The Future of Clinical Bioinformatics: Overcoming Obstacles to Information Integration
Barry Smith

Considerable efforts are being invested in the attempt to build bridges between molecular and clinical information by exploiting the potentialities of software tools for information retrieval and manipulation. Unfortunately, our existing systems for the coding of clinical data are not up to the task of serving as the clinical platform for the processing of new types of patient-centred biomedical information.

This is because such systems result from the application of a concept-centred methodology. Their terms and definitions echo the medical dictionaries of an earlier era in that they represent not the objects and processes in an ever-changing biological reality but rather word-meanings linked together via associative relations which lack coherent logical definitions.

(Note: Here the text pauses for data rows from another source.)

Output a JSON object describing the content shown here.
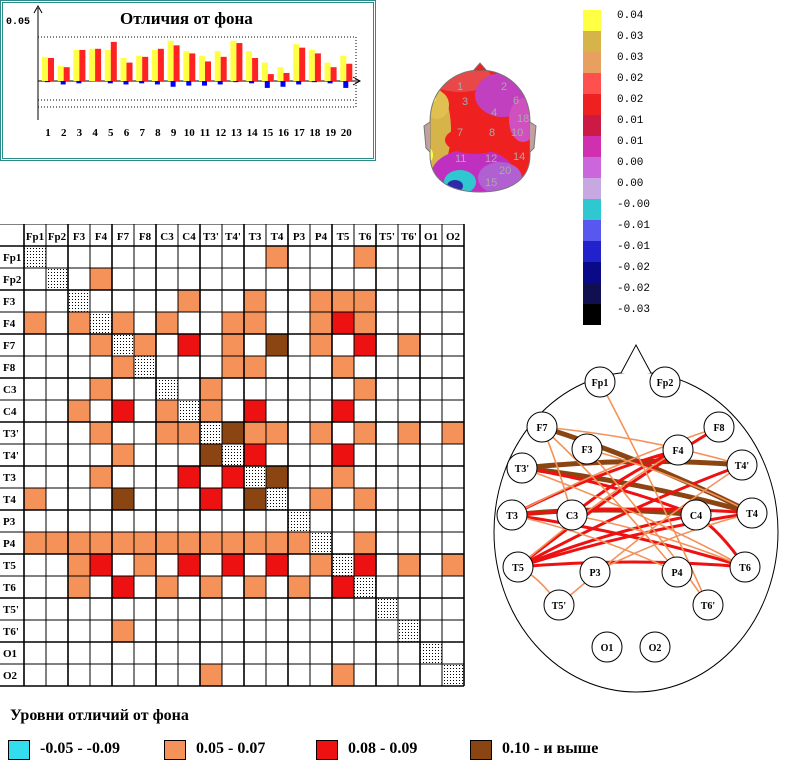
{
  "bar_chart": {
    "title": "Отличия от фона",
    "ytick": "0.05",
    "chart_data": {
      "type": "bar",
      "categories": [
        "1",
        "2",
        "3",
        "4",
        "5",
        "6",
        "7",
        "8",
        "9",
        "10",
        "11",
        "12",
        "13",
        "14",
        "15",
        "16",
        "17",
        "18",
        "19",
        "20"
      ],
      "series": [
        {
          "color": "#ffff44",
          "values": [
            0.021,
            0.013,
            0.027,
            0.028,
            0.027,
            0.02,
            0.022,
            0.027,
            0.035,
            0.026,
            0.022,
            0.026,
            0.035,
            0.026,
            0.016,
            0.012,
            0.032,
            0.027,
            0.016,
            0.022
          ]
        },
        {
          "color": "#ff2222",
          "values": [
            0.02,
            0.012,
            0.027,
            0.028,
            0.034,
            0.016,
            0.021,
            0.028,
            0.031,
            0.024,
            0.017,
            0.021,
            0.033,
            0.02,
            0.006,
            0.007,
            0.029,
            0.024,
            0.012,
            0.015
          ]
        },
        {
          "color": "#0000ff",
          "values": [
            -0.001,
            -0.003,
            -0.002,
            0,
            -0.002,
            -0.003,
            -0.002,
            -0.003,
            -0.005,
            -0.004,
            -0.004,
            -0.003,
            -0.001,
            -0.002,
            -0.006,
            -0.005,
            -0.003,
            -0.001,
            -0.002,
            -0.006
          ]
        }
      ]
    }
  },
  "scale": {
    "labels": [
      "0.04",
      "0.03",
      "0.03",
      "0.02",
      "0.02",
      "0.01",
      "0.01",
      "0.00",
      "0.00",
      "-0.00",
      "-0.01",
      "-0.01",
      "-0.02",
      "-0.02",
      "-0.03"
    ],
    "colors": [
      "#ffff44",
      "#d6b44a",
      "#e8a060",
      "#ff5050",
      "#ee2020",
      "#cc1a44",
      "#d030b0",
      "#cc66dd",
      "#c8a8e0",
      "#30c8d0",
      "#5858f0",
      "#2222cc",
      "#0a0a88",
      "#101050",
      "#000000"
    ]
  },
  "topomap": {
    "numbers": [
      "1",
      "2",
      "3",
      "6",
      "4",
      "18",
      "7",
      "8",
      "10",
      "11",
      "12",
      "14",
      "20",
      "15"
    ]
  },
  "matrix": {
    "channels": [
      "Fp1",
      "Fp2",
      "F3",
      "F4",
      "F7",
      "F8",
      "C3",
      "C4",
      "T3'",
      "T4'",
      "T3",
      "T4",
      "P3",
      "P4",
      "T5",
      "T6",
      "T5'",
      "T6'",
      "O1",
      "O2"
    ],
    "cells": [
      [
        0,
        11,
        1
      ],
      [
        0,
        15,
        1
      ],
      [
        1,
        3,
        1
      ],
      [
        2,
        7,
        1
      ],
      [
        2,
        10,
        1
      ],
      [
        2,
        13,
        1
      ],
      [
        2,
        14,
        1
      ],
      [
        2,
        15,
        1
      ],
      [
        3,
        0,
        1
      ],
      [
        3,
        2,
        1
      ],
      [
        3,
        4,
        1
      ],
      [
        3,
        6,
        1
      ],
      [
        3,
        9,
        1
      ],
      [
        3,
        10,
        1
      ],
      [
        3,
        13,
        1
      ],
      [
        3,
        14,
        2
      ],
      [
        3,
        15,
        1
      ],
      [
        4,
        3,
        1
      ],
      [
        4,
        5,
        1
      ],
      [
        4,
        7,
        2
      ],
      [
        4,
        9,
        1
      ],
      [
        4,
        11,
        3
      ],
      [
        4,
        13,
        1
      ],
      [
        4,
        15,
        2
      ],
      [
        4,
        17,
        1
      ],
      [
        5,
        4,
        1
      ],
      [
        5,
        9,
        1
      ],
      [
        5,
        10,
        1
      ],
      [
        5,
        14,
        1
      ],
      [
        6,
        3,
        1
      ],
      [
        6,
        8,
        1
      ],
      [
        6,
        15,
        1
      ],
      [
        7,
        2,
        1
      ],
      [
        7,
        4,
        2
      ],
      [
        7,
        6,
        1
      ],
      [
        7,
        8,
        1
      ],
      [
        7,
        10,
        2
      ],
      [
        7,
        14,
        2
      ],
      [
        8,
        3,
        1
      ],
      [
        8,
        6,
        1
      ],
      [
        8,
        7,
        1
      ],
      [
        8,
        9,
        3
      ],
      [
        8,
        10,
        1
      ],
      [
        8,
        11,
        1
      ],
      [
        8,
        13,
        1
      ],
      [
        8,
        15,
        1
      ],
      [
        8,
        17,
        1
      ],
      [
        8,
        19,
        1
      ],
      [
        9,
        4,
        1
      ],
      [
        9,
        8,
        3
      ],
      [
        9,
        10,
        2
      ],
      [
        9,
        14,
        2
      ],
      [
        10,
        3,
        1
      ],
      [
        10,
        7,
        2
      ],
      [
        10,
        9,
        2
      ],
      [
        10,
        11,
        3
      ],
      [
        10,
        14,
        1
      ],
      [
        11,
        0,
        1
      ],
      [
        11,
        4,
        3
      ],
      [
        11,
        8,
        2
      ],
      [
        11,
        10,
        3
      ],
      [
        11,
        13,
        1
      ],
      [
        11,
        15,
        1
      ],
      [
        13,
        0,
        1
      ],
      [
        13,
        1,
        1
      ],
      [
        13,
        2,
        1
      ],
      [
        13,
        3,
        1
      ],
      [
        13,
        4,
        1
      ],
      [
        13,
        5,
        1
      ],
      [
        13,
        6,
        1
      ],
      [
        13,
        7,
        1
      ],
      [
        13,
        8,
        1
      ],
      [
        13,
        9,
        1
      ],
      [
        13,
        10,
        1
      ],
      [
        13,
        11,
        1
      ],
      [
        13,
        12,
        1
      ],
      [
        13,
        15,
        1
      ],
      [
        14,
        2,
        1
      ],
      [
        14,
        3,
        2
      ],
      [
        14,
        5,
        1
      ],
      [
        14,
        7,
        2
      ],
      [
        14,
        9,
        2
      ],
      [
        14,
        11,
        2
      ],
      [
        14,
        13,
        1
      ],
      [
        14,
        15,
        2
      ],
      [
        14,
        17,
        1
      ],
      [
        14,
        19,
        1
      ],
      [
        15,
        2,
        1
      ],
      [
        15,
        4,
        2
      ],
      [
        15,
        6,
        1
      ],
      [
        15,
        8,
        1
      ],
      [
        15,
        10,
        1
      ],
      [
        15,
        12,
        1
      ],
      [
        15,
        14,
        2
      ],
      [
        17,
        4,
        1
      ],
      [
        19,
        8,
        1
      ],
      [
        19,
        14,
        1
      ]
    ]
  },
  "head": {
    "electrodes": [
      "Fp1",
      "Fp2",
      "F7",
      "F3",
      "F4",
      "F8",
      "T3'",
      "T4'",
      "T3",
      "C3",
      "C4",
      "T4",
      "T5",
      "P3",
      "P4",
      "T6",
      "T5'",
      "T6'",
      "O1",
      "O2"
    ],
    "edges": [
      [
        "F7",
        "T4",
        3
      ],
      [
        "T3'",
        "T4'",
        3
      ],
      [
        "T3",
        "C4",
        3
      ],
      [
        "T3'",
        "T4",
        3
      ],
      [
        "T5",
        "F8",
        2
      ],
      [
        "T5",
        "T4",
        2
      ],
      [
        "T3",
        "T4",
        2
      ],
      [
        "T3",
        "F4",
        2
      ],
      [
        "T5",
        "C4",
        2
      ],
      [
        "T5",
        "T6",
        2
      ],
      [
        "C4",
        "T6",
        2
      ],
      [
        "T3'",
        "C4",
        2
      ],
      [
        "T3",
        "T6",
        2
      ],
      [
        "C3",
        "F4",
        2
      ],
      [
        "T5",
        "T4'",
        2
      ],
      [
        "F7",
        "T4'",
        1
      ],
      [
        "Fp1",
        "T6'",
        1
      ],
      [
        "F3",
        "T6'",
        1
      ],
      [
        "T5",
        "F4",
        1
      ],
      [
        "P3",
        "T4",
        1
      ],
      [
        "P4",
        "T3",
        1
      ],
      [
        "T3",
        "F8",
        1
      ],
      [
        "F7",
        "P4",
        1
      ],
      [
        "T5'",
        "T4'",
        1
      ],
      [
        "F3",
        "T4",
        1
      ],
      [
        "C3",
        "T6",
        1
      ],
      [
        "T3'",
        "T6",
        1
      ],
      [
        "T5",
        "T5'",
        1
      ],
      [
        "F7",
        "C3",
        1
      ]
    ]
  },
  "legend": {
    "title": "Уровни  отличий  от фона",
    "items": [
      {
        "label": "-0.05 - -0.09",
        "color": "#33ddee"
      },
      {
        "label": "0.05 - 0.07",
        "color": "#f4925a"
      },
      {
        "label": "0.08 -  0.09",
        "color": "#ee1111"
      },
      {
        "label": "0.10 - и выше",
        "color": "#8b4513"
      }
    ]
  }
}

Such systems provide too little support for the use of logic-based reasoning techniques for leveraging the biochemical and patient-centered information annotated in their terms - and it is for this reason that attempts to bridge the threshold between biochemical and clinical phenomena have thus far relied predominantly on associative, pattern-recognition methodologies. Description Logics are beginning to play a role in supporting more sophisticated methods for hypothesis formulation and testing; but they too can reap their full potential only to the degree that the problems associated with the concept-centred methodology are overcome.

Time and granularity are two central axes in the organization of the biomedical realm, both of which are recalcitrant to treatment in terms of the concept-centred methodology that has predominated hitherto. Concepts themselves are static entities, where the phenomena we are attempting to represent in clinico-biological research are pervasively dynamic in nature. Moreover, our existing ways of organizing life science data rest upon a separation into the different granularities of the gene, protein, cell, organism, and so forth. In the absence of a coherent logical treatment of time and granularity, however, we cannot do justice to disease pathways and to other clinically relevant phenomena which cross granular thresholds as they evolve through time (consider, for example the evolution of a tumor, or of a human fetus).

I will attempt to show how a clinical ontology constructed on a sound logical basis can bring benefits in the treatment of granularity and time in such a way as to support reasoning over clinico-biological information of a sort hitherto unrealized.